The Philippine Star

BSP extends zero spread on bank rediscount loans

- LAWRENCE AGCAOILI

The Bangko Sentral ng Pilipinas (BSP) has extended anew the zero spread on its peso rediscount loans until the end of September to entice more banks to tap the facility to meet their temporary liquidity needs.

The central bank’s Monetary Board issued a resolution on July 9 approving the extension of the reduction of the term spread on peso rediscount­ing loans to zero by an additional 75 days or until Sept. 30 as part of measures aimed at providing the needed liquidity to banks for purposes of maintainin­g price and financial stability amid the global health crisis.

BSP first approved the temporary reduction in the spread on peso rediscount­ing loans usually used for capital asset expenditur­es, permanent working capital, among others relative to the central bank’s overnight lending rate to zero initially from March 20 to May 19 but was extended for another 60 days or until July 17.

Rediscount­ing is a BSP credit facility extended to qualified banks with active rediscount­ing lines to meet their temporary liquidity needs by refinancin­g the loans they extend to their clients using the eligible papers of its end-user borrowers.

During the height of the enhanced community quarantine implemente­d in the middle of March, more banks tapped the facility as the spread was reduced to zero. The peso rediscount rates are usually based on the latest BSP overnight lending rate plus a spread depending on the term of the loan.

The Monetary Board has so far slashed interest rates by 175 basis points including the surprise 50 basis points cut last June 25 in anticipati­on of a more disruptive impact of the COVID-19 pandemic. This brought the overnight reverse repurchase rate to an all-time low of 2.25 basis points.

With the zero spread, eligible rediscount loans are only charged the overnight lending rate of 2.75 percent.

In the first half of the year, data from the central bank showed total availments under the peso rediscount facility reached P20.7 billion, about 81 percent lower versus the P107.65 billion recorded in the same period last year.

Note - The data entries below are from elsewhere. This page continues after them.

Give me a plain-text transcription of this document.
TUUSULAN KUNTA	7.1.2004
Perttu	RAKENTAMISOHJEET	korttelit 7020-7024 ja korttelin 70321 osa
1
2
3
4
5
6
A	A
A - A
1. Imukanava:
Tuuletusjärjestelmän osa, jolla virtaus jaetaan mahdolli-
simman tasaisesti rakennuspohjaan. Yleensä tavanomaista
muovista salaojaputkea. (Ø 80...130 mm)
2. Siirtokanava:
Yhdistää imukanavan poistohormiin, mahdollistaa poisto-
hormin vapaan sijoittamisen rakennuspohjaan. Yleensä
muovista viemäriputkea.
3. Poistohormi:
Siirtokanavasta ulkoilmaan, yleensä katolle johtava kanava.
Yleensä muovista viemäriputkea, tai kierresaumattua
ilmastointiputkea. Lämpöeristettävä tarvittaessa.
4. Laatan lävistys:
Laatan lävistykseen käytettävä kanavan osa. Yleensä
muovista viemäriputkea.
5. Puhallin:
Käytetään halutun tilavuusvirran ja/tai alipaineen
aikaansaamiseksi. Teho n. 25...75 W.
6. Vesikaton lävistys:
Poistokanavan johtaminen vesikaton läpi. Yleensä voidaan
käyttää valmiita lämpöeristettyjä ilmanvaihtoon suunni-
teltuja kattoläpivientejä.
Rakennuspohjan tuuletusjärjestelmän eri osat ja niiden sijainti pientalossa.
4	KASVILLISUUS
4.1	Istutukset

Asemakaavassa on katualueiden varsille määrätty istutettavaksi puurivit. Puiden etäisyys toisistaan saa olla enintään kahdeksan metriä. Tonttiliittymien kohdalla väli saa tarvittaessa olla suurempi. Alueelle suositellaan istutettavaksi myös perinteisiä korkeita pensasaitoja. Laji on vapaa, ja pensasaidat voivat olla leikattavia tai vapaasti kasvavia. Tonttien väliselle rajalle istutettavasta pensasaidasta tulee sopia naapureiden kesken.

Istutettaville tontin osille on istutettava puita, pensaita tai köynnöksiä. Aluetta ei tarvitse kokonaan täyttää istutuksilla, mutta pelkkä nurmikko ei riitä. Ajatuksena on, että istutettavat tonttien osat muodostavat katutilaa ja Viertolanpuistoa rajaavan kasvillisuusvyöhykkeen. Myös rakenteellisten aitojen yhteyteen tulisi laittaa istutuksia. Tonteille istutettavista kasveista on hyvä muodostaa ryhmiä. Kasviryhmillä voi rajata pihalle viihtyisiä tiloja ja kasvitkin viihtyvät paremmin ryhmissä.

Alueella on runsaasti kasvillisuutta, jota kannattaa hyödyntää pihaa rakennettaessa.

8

However, banks only tapped the peso rediscount­ing facility for the months of March and April this year especially as the COVID-19 measures adopted by the BSP unleashed much needed liquidity into the financial system.

Aside from the series of interest rate cuts, the BSP has also lowered the reserve requiremen­t ratio for big banks by 200 basis points, entered into a P300 billion repurchase agreement with the Bureau of Treasury, suspended the term deposit facility auction, lowered the volume of the overnight deposit facility, among others releasing about P1.3 trillion into the financial system.

Loans from the peso rediscount window of the central bank jumped 71 percent to a record high of P122.17 billion last year from P71.52 billion in 2018.

Likewise, BSP also announced that the Monetary Board also approved the reduction of the spread under the exporters’ dollar and yen rediscount facility (EDYRF) to the 90-day London interbank offered rate plus 200 basis points, regardless of maturity until Sept. 30.

This brought the rediscount rates for loans under the EDYRF at 2.30788 percent for US dollar and 1.95617 percent for Japanese yen, regardless of loan maturity.

The BSP said the decision on the rediscount rates is still in line with its accommodat­ive stance to further ease the cost of borrowing and ensure ample credit and liquidity in the financial system as the economy transition­s toward recovery after shifting to a general community quarantine last June 1.